Потом он поведал про то, как уже вороном разбудил путника и этим спас его от разбойников. Тут подал голос начальник стражи:

– Докладывали мне, государь, что неделю назад в Непроходьевских лесах какой-то путник своим посохом двоих разбойников отдубасил. Что было, то – было. И, правда, разбудил его ворон.

– И где теперь эти тати? – спрашивает царь.

– Посох-то, государь, как видно, чудодейственным оказался. Тем же днём отреклись разбойники от своего ремесла, покаялись и пошли в рыбаки. А ещё стали петь в церковном хоре. Ой, как поют, говорят! Заслушаешься…
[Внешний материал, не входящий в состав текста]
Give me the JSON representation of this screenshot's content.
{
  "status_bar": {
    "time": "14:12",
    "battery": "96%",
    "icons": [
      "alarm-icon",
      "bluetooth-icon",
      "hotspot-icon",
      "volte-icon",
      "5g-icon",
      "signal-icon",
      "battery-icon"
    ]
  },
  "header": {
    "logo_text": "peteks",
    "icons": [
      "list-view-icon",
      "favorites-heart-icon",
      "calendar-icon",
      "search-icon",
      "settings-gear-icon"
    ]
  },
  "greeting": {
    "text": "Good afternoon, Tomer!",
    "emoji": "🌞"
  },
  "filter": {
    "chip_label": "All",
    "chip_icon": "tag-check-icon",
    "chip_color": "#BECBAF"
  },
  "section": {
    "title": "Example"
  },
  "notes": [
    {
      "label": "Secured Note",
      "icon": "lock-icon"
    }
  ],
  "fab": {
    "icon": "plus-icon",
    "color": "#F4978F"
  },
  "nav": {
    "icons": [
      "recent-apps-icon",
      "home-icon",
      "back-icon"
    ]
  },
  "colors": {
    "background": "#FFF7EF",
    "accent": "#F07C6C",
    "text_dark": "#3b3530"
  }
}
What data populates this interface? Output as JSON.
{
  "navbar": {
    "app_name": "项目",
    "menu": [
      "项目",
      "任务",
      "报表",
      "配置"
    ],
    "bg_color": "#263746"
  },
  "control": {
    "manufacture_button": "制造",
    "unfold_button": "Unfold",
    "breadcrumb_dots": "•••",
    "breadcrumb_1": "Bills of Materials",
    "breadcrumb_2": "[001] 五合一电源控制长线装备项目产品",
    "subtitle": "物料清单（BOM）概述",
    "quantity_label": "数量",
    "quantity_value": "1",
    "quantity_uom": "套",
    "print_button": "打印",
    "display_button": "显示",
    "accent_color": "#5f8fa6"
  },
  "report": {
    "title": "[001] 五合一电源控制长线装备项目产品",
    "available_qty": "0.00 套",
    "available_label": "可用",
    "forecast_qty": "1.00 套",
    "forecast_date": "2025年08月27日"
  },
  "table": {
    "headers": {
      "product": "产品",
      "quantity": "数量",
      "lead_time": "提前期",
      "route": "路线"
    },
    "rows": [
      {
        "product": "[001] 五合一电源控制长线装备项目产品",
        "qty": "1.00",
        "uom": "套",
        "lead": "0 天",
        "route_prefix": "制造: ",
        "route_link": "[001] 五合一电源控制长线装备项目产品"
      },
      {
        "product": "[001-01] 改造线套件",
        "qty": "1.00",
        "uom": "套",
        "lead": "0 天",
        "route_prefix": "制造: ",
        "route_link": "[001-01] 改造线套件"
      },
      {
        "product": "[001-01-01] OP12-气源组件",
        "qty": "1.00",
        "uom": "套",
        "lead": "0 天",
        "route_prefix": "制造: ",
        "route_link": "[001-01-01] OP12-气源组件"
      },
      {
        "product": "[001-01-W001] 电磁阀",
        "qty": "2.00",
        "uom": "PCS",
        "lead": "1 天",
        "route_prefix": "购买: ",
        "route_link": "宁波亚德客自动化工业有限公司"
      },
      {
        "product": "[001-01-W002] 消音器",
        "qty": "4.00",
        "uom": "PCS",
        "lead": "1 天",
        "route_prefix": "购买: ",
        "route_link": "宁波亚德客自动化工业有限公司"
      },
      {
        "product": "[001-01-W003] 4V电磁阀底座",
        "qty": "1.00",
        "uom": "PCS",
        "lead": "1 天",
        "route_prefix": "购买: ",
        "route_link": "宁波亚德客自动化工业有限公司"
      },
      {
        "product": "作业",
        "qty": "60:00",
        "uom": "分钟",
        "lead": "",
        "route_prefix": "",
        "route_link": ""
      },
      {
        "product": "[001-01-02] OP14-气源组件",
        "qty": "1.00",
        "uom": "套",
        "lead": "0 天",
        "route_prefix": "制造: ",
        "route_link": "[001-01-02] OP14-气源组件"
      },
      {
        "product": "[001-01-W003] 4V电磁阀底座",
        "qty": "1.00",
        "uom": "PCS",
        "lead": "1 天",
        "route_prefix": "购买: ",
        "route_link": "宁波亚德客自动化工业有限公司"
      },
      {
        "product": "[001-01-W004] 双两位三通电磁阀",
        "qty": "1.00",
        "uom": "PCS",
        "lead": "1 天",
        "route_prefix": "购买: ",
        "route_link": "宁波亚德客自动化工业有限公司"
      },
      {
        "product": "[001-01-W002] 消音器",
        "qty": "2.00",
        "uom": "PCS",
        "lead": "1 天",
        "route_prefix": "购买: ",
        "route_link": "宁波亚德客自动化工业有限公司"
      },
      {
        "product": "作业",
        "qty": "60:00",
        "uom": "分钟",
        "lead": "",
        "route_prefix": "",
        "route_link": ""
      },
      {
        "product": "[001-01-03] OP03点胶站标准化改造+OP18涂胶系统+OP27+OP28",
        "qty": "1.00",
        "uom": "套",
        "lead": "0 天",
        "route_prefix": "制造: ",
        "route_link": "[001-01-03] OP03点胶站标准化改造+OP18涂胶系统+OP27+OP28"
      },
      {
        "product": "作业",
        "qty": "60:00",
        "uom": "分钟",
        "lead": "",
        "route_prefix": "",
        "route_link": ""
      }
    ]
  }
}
Когда Степан рассказал про то, как помог умирающему мальчику, тут же откликнулся придворный лекарь:

– Да, да, я слышал об этом. Про случай сей, государь, мне докладывал лекарь из слободки. Единственный сын молодой вдовы заболел тяжко и неизлечимо. И в тот день, когда он должен был умереть, в её сад прилетел чёрный ворон. С дерева, под которым лежал мальчик, он сбросил яблоко. Больной его отведал, и тут же стал здоров.

– Что ж во дворец не догадался принести яблоко из того сада? – сердито посмотрел на него царь. – Такой целебный плод обязательно должен быть в нашей лекарне.

– Государь! – даже застонал лекарь. – С того дерева уже к вечеру всё вживую ободрали сбежавшиеся со всего города калеки и иные страждущие. Даже листвы не осталось! Сейчас в саду у бедной вдовы не протолкнуться – человек сто там сидит, и все ждут, когда к ним прилетит ворон-исцелитель и начнёт сбрасывать целебные плоды.

Рассказал Степан и про то, как помешал султану турзямскому начать войну. Слушает его царь, и не знает: верить или не верить?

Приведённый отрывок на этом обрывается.